It it crazy how put together a life can seem on the outside, whilst being wildly incomprehensive on the inside.
To peers, family and people on the street i am regarded as open, outgoing and well spoken. How come i feel the opposite? How can i be so outgoing when i spend six out of seven days a week alone in my family’s apartment? How can i be so well spoken when the only thing i think about whilst eating lunch with my friends at school is how horrible i am at making conversation.
I’ll admit it. I am good at introducing myself. When i am at a shopping centre, i do not hesitate to ask the staff for help finding an item. I find it easy to speak to strangers on the street. This well-spokenness i have when meeting new people, i know, comes from moving around a lot. In my life i have gone to nine different schools. And i am to be completely honest, i really like going to new schools; it gives me a chance to exercise those stranger-meeting skills (one of my best skills, if i were to say so myself.)
But further than that i am hopeless. After eighteen months living in Oslo, as a sixteen year old girl, i cannot say that i have had a sleepover with another girl once. I have no bestfriend. I have gone to two different schools in this period of time, and i have not managed to make a single good girl-friend.
I have major anxiety when i’m with people 1on1, it’s always easier for me in groups. And i feel as that is a two-way street. If i’m ever with another person 1on1, they also feel uncomfortable.

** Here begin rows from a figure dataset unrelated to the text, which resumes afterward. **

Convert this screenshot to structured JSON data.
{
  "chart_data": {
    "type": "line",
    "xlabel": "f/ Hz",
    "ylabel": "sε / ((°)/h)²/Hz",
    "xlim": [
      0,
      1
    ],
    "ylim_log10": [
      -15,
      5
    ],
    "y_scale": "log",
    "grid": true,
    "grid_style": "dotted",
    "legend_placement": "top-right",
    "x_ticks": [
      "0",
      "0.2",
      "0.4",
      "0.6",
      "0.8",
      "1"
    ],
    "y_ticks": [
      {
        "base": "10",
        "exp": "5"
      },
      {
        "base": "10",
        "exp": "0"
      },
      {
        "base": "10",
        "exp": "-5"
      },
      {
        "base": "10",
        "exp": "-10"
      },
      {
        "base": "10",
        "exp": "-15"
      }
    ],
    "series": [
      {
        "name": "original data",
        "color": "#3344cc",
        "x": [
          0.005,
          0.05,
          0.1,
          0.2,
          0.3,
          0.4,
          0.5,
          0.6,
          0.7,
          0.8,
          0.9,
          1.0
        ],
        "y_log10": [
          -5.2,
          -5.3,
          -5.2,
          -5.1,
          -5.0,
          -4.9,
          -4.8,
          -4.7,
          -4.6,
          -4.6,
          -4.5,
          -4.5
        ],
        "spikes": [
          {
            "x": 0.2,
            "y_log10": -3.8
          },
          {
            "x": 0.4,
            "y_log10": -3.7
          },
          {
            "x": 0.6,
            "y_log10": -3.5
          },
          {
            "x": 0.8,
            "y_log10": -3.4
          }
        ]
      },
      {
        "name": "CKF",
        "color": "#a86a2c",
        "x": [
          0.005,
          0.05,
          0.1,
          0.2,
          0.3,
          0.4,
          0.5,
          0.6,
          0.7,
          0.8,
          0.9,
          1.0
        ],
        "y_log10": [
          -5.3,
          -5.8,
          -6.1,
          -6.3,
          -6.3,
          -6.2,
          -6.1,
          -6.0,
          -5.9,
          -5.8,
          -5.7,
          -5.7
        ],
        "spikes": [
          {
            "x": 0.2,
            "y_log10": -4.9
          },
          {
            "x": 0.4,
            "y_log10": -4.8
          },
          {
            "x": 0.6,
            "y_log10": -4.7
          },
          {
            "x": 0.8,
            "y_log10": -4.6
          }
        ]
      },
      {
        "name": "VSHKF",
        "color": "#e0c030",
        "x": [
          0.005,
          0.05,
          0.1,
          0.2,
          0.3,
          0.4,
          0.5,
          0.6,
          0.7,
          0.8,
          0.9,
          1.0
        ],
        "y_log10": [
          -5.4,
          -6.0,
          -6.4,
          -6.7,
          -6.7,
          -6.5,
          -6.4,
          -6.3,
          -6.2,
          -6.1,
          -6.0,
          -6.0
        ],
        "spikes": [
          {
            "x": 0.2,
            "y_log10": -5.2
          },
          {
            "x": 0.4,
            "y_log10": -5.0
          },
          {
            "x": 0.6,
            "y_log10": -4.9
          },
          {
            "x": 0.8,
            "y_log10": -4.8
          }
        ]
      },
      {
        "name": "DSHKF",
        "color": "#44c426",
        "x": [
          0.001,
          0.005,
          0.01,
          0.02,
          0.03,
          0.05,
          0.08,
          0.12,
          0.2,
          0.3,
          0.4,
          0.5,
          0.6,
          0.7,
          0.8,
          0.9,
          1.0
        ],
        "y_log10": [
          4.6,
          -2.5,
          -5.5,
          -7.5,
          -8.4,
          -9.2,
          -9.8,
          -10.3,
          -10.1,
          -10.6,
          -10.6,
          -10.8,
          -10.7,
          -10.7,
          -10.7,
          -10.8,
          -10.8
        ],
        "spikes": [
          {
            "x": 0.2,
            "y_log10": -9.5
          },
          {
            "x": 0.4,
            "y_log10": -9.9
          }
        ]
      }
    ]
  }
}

After much thinking (i think about this constantly, every day since i was about 12) i have come up with a few reasons as to what my problem is (as i don’t know what my problem is), or what it may have derived from;
I have no humour
One of the key elements of any friendship is being able to laugh and make jokes. I can’t do this? I’m too serious, maybe. Not that i find frivolous things stupid, i just seem incapable of having a frivolous conversation.
It is all social anxiety
It might just be a thought i have in my head that i am horrible at talking to people, when in reality it’s just a thought i have. Yet, i don’t find this answer satisfying as i’ve looked at various sites and i don’t seem to fit into any of the social anxiety diagnostics.
I can’t keep a conversation because I’m plain boring. This could tie into the humour part.
I’ve talked about this with heaps of people, and i never felt as though anybody could relate. Please, i would love to hear what other people think about my dilemma.